Mieux comprendre l'ostéoporose

L'ostéoporose


Touchant majoritairement les femmes, cette pathologie silencieuse, liée à une perte de densité osseuse et souvent révélée tardivement, augmente le risque de fractures


Comment la diagnostiquer ?

L'ostéoporose est souvent diagnostiquée lors de la survenue d'une fracture dite de fragilité, sans traumatisme important, ou lors de la constatation d'une diminution de taille de plus de 3 à 4 cm.

Les fractures de fragilité touchent le plus souvent :
    • l'extrémité supérieure du fémur (fracture du col du fémur, le plus souvent),
    • les os de l'avant bras et le poignet,
    • les vertèbres responsables de tassement vertébral et de perte de taille en hauteur,
    • l'épaule,
    • le bassin,
    • les côtes...

En dehors de ces événements, il n'est pas aisé de savoir si l'on est concerné. Effet, si cette pathologie provoque une diminution de la masse osseuse et la détérioration de la structure interne de l'os, la rendant à risque plus important de fracture, sa caractéristique est d'être silencieuse et de ne pas provoquer de douleurs particulières.

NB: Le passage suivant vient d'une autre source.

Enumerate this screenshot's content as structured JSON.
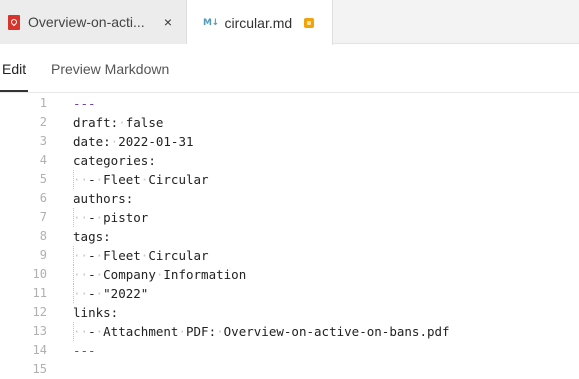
{
  "tabs": [
    {
      "label": "Overview-on-active-on-bans.pdf",
      "display": "Overview-on-acti...",
      "icon": "pdf-icon",
      "close": "×"
    },
    {
      "label": "circular.md",
      "icon_text": "M↓",
      "icon": "markdown-icon",
      "modified": true
    }
  ],
  "subtabs": {
    "edit": "Edit",
    "preview": "Preview Markdown"
  },
  "colors": {
    "accent": "#f0a30a",
    "pdf": "#d9342b",
    "markdown": "#519aba",
    "frontmatter": "#7a3e9d"
  },
  "editor": {
    "lines": [
      {
        "n": "1",
        "text": "---"
      },
      {
        "n": "2",
        "text": "draft:·false"
      },
      {
        "n": "3",
        "text": "date:·2022-01-31"
      },
      {
        "n": "4",
        "text": "categories:"
      },
      {
        "n": "5",
        "text": "··-·Fleet·Circular"
      },
      {
        "n": "6",
        "text": "authors:"
      },
      {
        "n": "7",
        "text": "··-·pistor"
      },
      {
        "n": "8",
        "text": "tags:"
      },
      {
        "n": "9",
        "text": "··-·Fleet·Circular"
      },
      {
        "n": "10",
        "text": "··-·Company·Information"
      },
      {
        "n": "11",
        "text": "··-·\"2022\""
      },
      {
        "n": "12",
        "text": "links:"
      },
      {
        "n": "13",
        "text": "··-·Attachment·PDF:·Overview-on-active-on-bans.pdf"
      },
      {
        "n": "14",
        "text": "---"
      },
      {
        "n": "15",
        "text": ""
      }
    ]
  }
}
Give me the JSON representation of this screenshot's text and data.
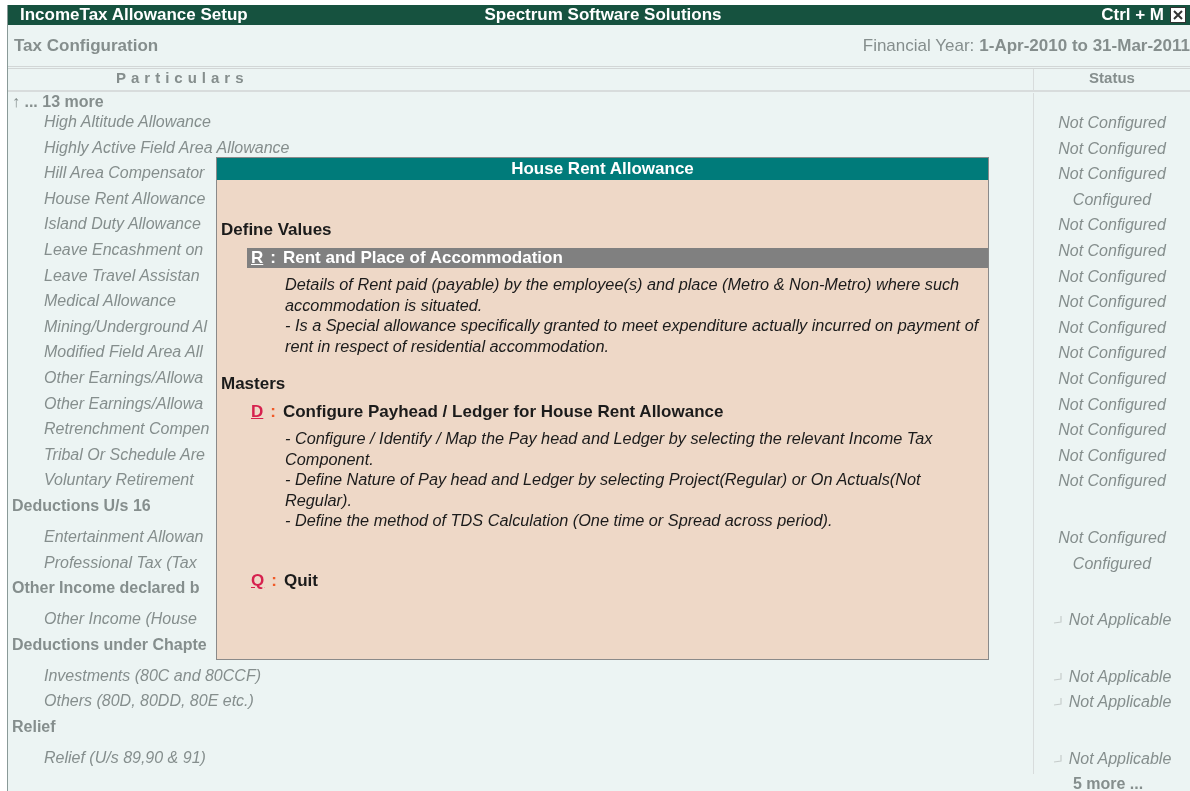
{
  "window": {
    "title": "IncomeTax Allowance Setup",
    "company": "Spectrum Software Solutions",
    "shortcut": "Ctrl + M"
  },
  "header": {
    "title": "Tax Configuration",
    "period_label": "Financial Year:",
    "period": "1-Apr-2010 to 31-Mar-2011"
  },
  "table": {
    "columns": [
      "Particulars",
      "Status"
    ],
    "rows": [
      {
        "kind": "more",
        "label": "↑ ... 13 more"
      },
      {
        "kind": "item",
        "label": "High Altitude Allowance",
        "status": {
          "text": "Not Configured",
          "return_mark": false
        }
      },
      {
        "kind": "item",
        "label": "Highly Active Field Area Allowance",
        "status": {
          "text": "Not Configured",
          "return_mark": false
        }
      },
      {
        "kind": "item",
        "label": "Hill Area Compensator",
        "status": {
          "text": "Not Configured",
          "return_mark": false
        }
      },
      {
        "kind": "item",
        "label": "House Rent Allowance",
        "status": {
          "text": "Configured",
          "return_mark": false
        }
      },
      {
        "kind": "item",
        "label": "Island Duty Allowance",
        "status": {
          "text": "Not Configured",
          "return_mark": false
        }
      },
      {
        "kind": "item",
        "label": "Leave Encashment on",
        "status": {
          "text": "Not Configured",
          "return_mark": false
        }
      },
      {
        "kind": "item",
        "label": "Leave Travel Assistan",
        "status": {
          "text": "Not Configured",
          "return_mark": false
        }
      },
      {
        "kind": "item",
        "label": "Medical Allowance",
        "status": {
          "text": "Not Configured",
          "return_mark": false
        }
      },
      {
        "kind": "item",
        "label": "Mining/Underground Al",
        "status": {
          "text": "Not Configured",
          "return_mark": false
        }
      },
      {
        "kind": "item",
        "label": "Modified Field Area All",
        "status": {
          "text": "Not Configured",
          "return_mark": false
        }
      },
      {
        "kind": "item",
        "label": "Other Earnings/Allowa",
        "status": {
          "text": "Not Configured",
          "return_mark": false
        }
      },
      {
        "kind": "item",
        "label": "Other Earnings/Allowa",
        "status": {
          "text": "Not Configured",
          "return_mark": false
        }
      },
      {
        "kind": "item",
        "label": "Retrenchment Compen",
        "status": {
          "text": "Not Configured",
          "return_mark": false
        }
      },
      {
        "kind": "item",
        "label": "Tribal Or Schedule Are",
        "status": {
          "text": "Not Configured",
          "return_mark": false
        }
      },
      {
        "kind": "item",
        "label": "Voluntary Retirement",
        "status": {
          "text": "Not Configured",
          "return_mark": false
        }
      },
      {
        "kind": "group",
        "label": "Deductions U/s 16"
      },
      {
        "kind": "item",
        "label": "Entertainment Allowan",
        "status": {
          "text": "Not Configured",
          "return_mark": false
        }
      },
      {
        "kind": "item",
        "label": "Professional Tax (Tax",
        "status": {
          "text": "Configured",
          "return_mark": false
        }
      },
      {
        "kind": "group",
        "label": "Other Income declared b"
      },
      {
        "kind": "item",
        "label": "Other Income (House",
        "status": {
          "text": "Not Applicable",
          "return_mark": true
        }
      },
      {
        "kind": "group",
        "label": "Deductions under Chapte"
      },
      {
        "kind": "item",
        "label": "Investments (80C and 80CCF)",
        "status": {
          "text": "Not Applicable",
          "return_mark": true
        }
      },
      {
        "kind": "item",
        "label": "Others (80D, 80DD, 80E etc.)",
        "status": {
          "text": "Not Applicable",
          "return_mark": true
        }
      },
      {
        "kind": "group",
        "label": "Relief"
      },
      {
        "kind": "item",
        "label": "Relief (U/s 89,90 & 91)",
        "status": {
          "text": "Not Applicable",
          "return_mark": true
        }
      }
    ],
    "more_below": "5 more ..."
  },
  "dialog": {
    "title": "House Rent Allowance",
    "sections": [
      {
        "heading": "Define Values",
        "items": [
          {
            "key": "R",
            "separator": ":",
            "label": "Rent and Place of Accommodation",
            "selected": true,
            "description": [
              "Details of Rent paid (payable) by the employee(s) and place (Metro & Non-Metro) where such accommodation is situated.",
              "- Is a Special allowance specifically granted to meet expenditure actually incurred on payment of rent in respect of residential accommodation."
            ]
          }
        ]
      },
      {
        "heading": "Masters",
        "items": [
          {
            "key": "D",
            "separator": ":",
            "label": "Configure Payhead / Ledger for House Rent Allowance",
            "selected": false,
            "description": [
              "- Configure / Identify / Map the Pay head and Ledger by selecting the relevant Income Tax Component.",
              "- Define Nature of Pay head and Ledger by selecting Project(Regular) or On Actuals(Not Regular).",
              "- Define the method of TDS Calculation (One time or Spread across period)."
            ]
          },
          {
            "key": "Q",
            "separator": ":",
            "label": "Quit",
            "selected": false
          }
        ]
      }
    ]
  }
}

En fonction de certains facteurs de risques (sexe, âge, traitements médicamenteux, carences, pathologies endocriniennes…), des examens peuvent être prescrits par un médecin, comme l'ostéodensitométrie : la mesure de la Densité Minérale Osseuse ou DMO. L'ostéodensitométrie n'est utile que chez les personnes présentant des facteurs de risques médicaux d'ostéoporose. En l'absence de fracture de fatigue et quels que soient l'âge et le sexe de la personne, d'autres examens peuvent être menés :
    • en cas de pathologie ou de traitement susceptible d'entraîner une ostéoporose (hyperthyroïdie, une hyperparathyroïdie, corticothérapie)
    • en cas d'antécédent de fracture sans choc violent.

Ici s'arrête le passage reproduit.